Do Large Reasoning Models Think? An Argument for Yes
The debate around whether large reasoning models (LRMs) can truly think has gained traction recently. Much of the skepticism stems from research suggesting that LRMs merely perform pattern-matching rather than genuine thought. However, a closer look at the mechanisms behind LRM behavior, particularly chain-of-thought (CoT) reasoning, reveals a compelling case for their capacity to think.
Defining Thinking: A Human Perspective
To understand if LRMs can think, we must first define thinking itself, specifically in the context of problem-solving. Human thinking involves several key processes:
- Problem Representation: The prefrontal cortex and parietal cortex work together to hold problems in mind, break them down, and set goals.
- Mental Simulation: This involves an auditory loop (similar to CoT generation) and visual imagery.
- Pattern Matching and Retrieval: The hippocampus and temporal lobes draw on past experiences and stored knowledge.
- Monitoring and Evaluation: The anterior cingulate cortex (ACC) detects errors and impasses.
- Insight or Reframing: The brain may shift to a more relaxed state, allowing for new perspectives.
CoT Reasoning and Biological Parallels
LRMs, while not replicating all human cognitive faculties, exhibit striking similarities to human thought processes. CoT reasoning, for instance, mirrors the verbalization of thoughts that humans often engage in. The ability of LRMs to backtrack when a line of reasoning proves fruitless further supports this parallel. Furthermore, pattern-matching is used for recalling learned experience, problem representation and monitoring and evaluating chains of thought. Working memory is to store all the intermediate steps. Backtracking search concludes that the CoT is not going anywhere and backtracks to some reasonable point.
Consider the case of DeepSeek-R1, which was trained for CoT reasoning without explicit CoT examples. This mirrors how the human brain continuously learns while solving problems. In contrast, even though LRMs aren’t allowed to change based on real-world feedback during prediction or generation, the learning did happen as it attempted to solve the problems — essentially updating while reasoning.

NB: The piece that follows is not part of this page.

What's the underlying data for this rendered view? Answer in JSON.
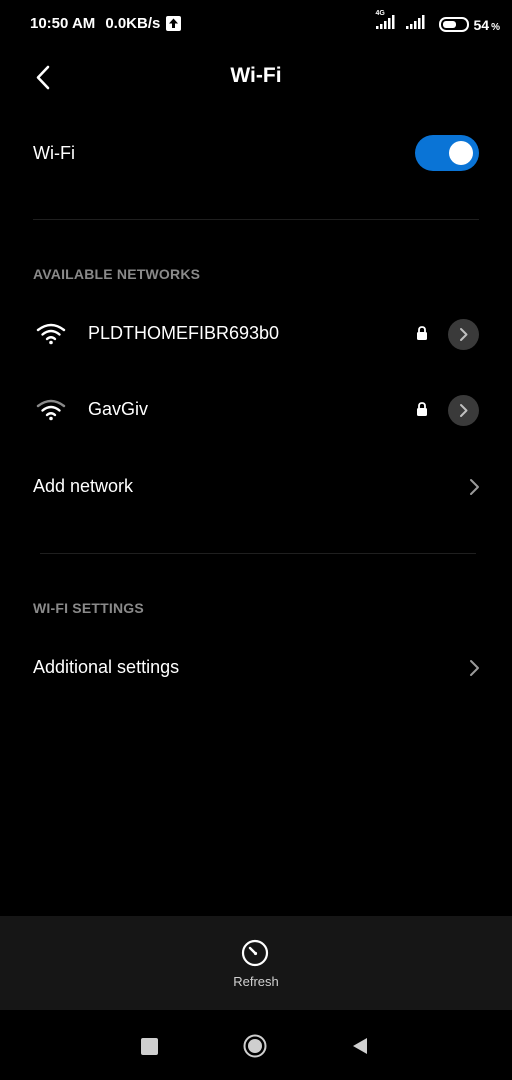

The Next-Token Prediction Argument
Critics argue that because LRMs are essentially next-token predictors, they cannot think. However, this view overlooks the complexity of knowledge representation. Natural language, with its complete expressive power, is a strong candidate for knowledge representation. A next-token prediction machine must, in some form, represent world knowledge to accurately compute the probability distribution over the next token. This is similar to how humans predict the next token during speech or internal thought. Debasish Ray Chawdhuri, a senior principal engineer at Talentica Software and a Ph.D. candidate in Cryptography at IIT Bombay, notes the significance of this.

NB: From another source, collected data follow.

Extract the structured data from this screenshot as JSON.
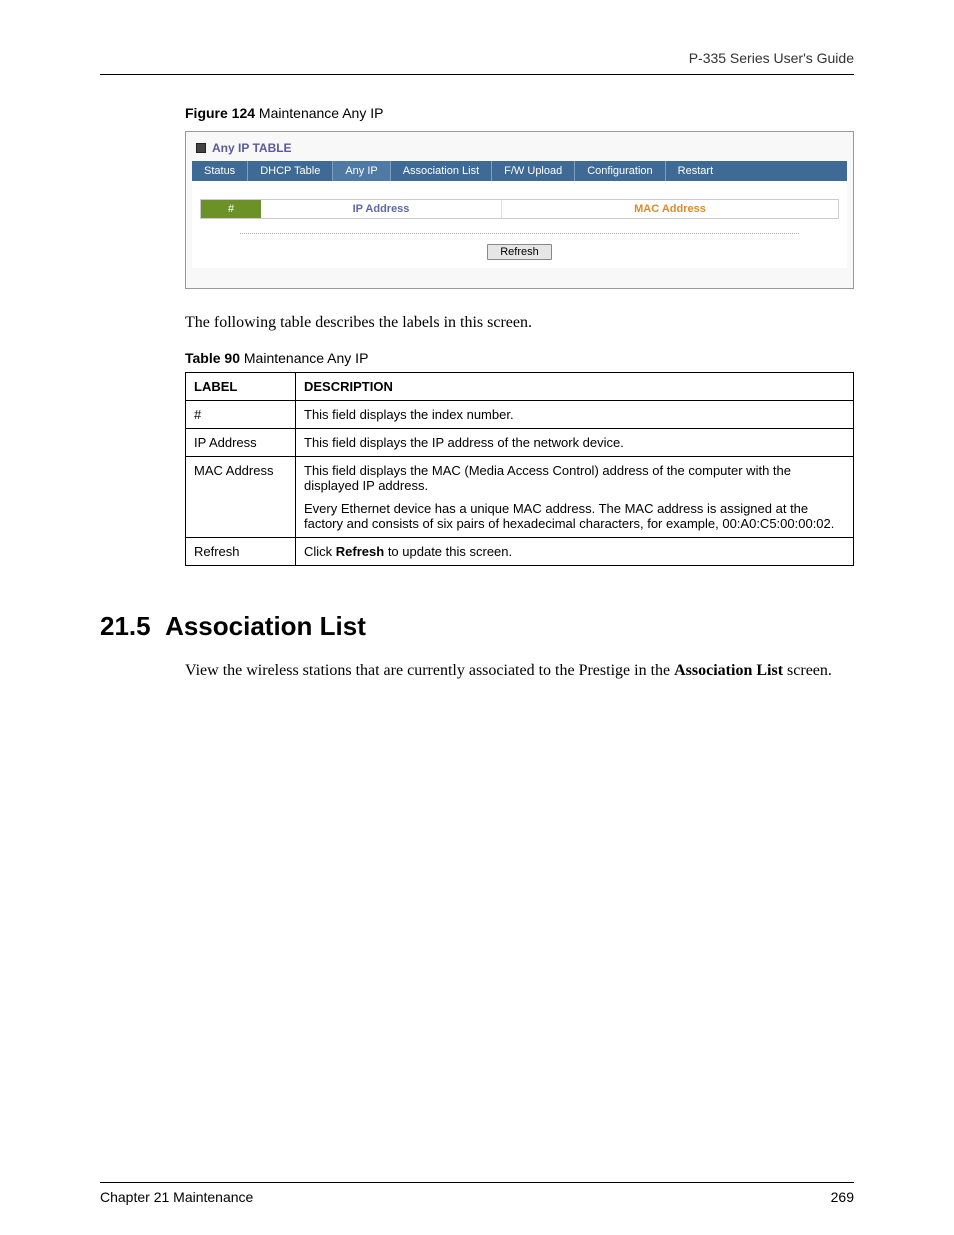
{
  "header": {
    "guide_title": "P-335 Series User's Guide"
  },
  "figure": {
    "caption_bold": "Figure 124",
    "caption_rest": "   Maintenance Any IP",
    "panel_title": "Any IP TABLE",
    "tabs": [
      "Status",
      "DHCP Table",
      "Any IP",
      "Association List",
      "F/W Upload",
      "Configuration",
      "Restart"
    ],
    "active_tab_index": 2,
    "columns": {
      "c1": "#",
      "c2": "IP Address",
      "c3": "MAC Address"
    },
    "refresh_label": "Refresh"
  },
  "intro_text": "The following table describes the labels in this screen.",
  "table": {
    "caption_bold": "Table 90",
    "caption_rest": "   Maintenance Any IP",
    "headers": {
      "label": "LABEL",
      "description": "DESCRIPTION"
    },
    "rows": [
      {
        "label": "#",
        "desc": [
          "This field displays the index number."
        ]
      },
      {
        "label": "IP Address",
        "desc": [
          "This field displays the IP address of the network device."
        ]
      },
      {
        "label": "MAC Address",
        "desc": [
          "This field displays the MAC (Media Access Control) address of the computer with the displayed IP address.",
          "Every Ethernet device has a unique MAC address. The MAC address is assigned at the factory and consists of six pairs of hexadecimal characters, for example, 00:A0:C5:00:00:02."
        ]
      },
      {
        "label": "Refresh",
        "desc_html": {
          "prefix": "Click ",
          "bold": "Refresh",
          "suffix": " to update this screen."
        }
      }
    ]
  },
  "section": {
    "number": "21.5",
    "title": "Association List",
    "body_prefix": "View the wireless stations that are currently associated to the Prestige in the ",
    "body_bold": "Association List",
    "body_suffix": " screen."
  },
  "footer": {
    "left": "Chapter 21 Maintenance",
    "right": "269"
  }
}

Evidence from Benchmark Results
LRMs perform well on reasoning benchmarks. The benchmark results, the striking similarity between CoT reasoning and biological reasoning, and the theoretical understanding that any system with sufficient representational capacity, enough training data, and adequate computational power can perform any computable task — LRMs meet those criteria to a considerable extent.
Conclusion
Considering the evidence, it’s reasonable to conclude that LRMs almost certainly possess the ability to think. While further research may offer new insights, the current understanding of LRM behavior and its parallels with human cognition supports this conclusion. As the technology continues to evolve, our understanding of what constitutes thought may also need to evolve.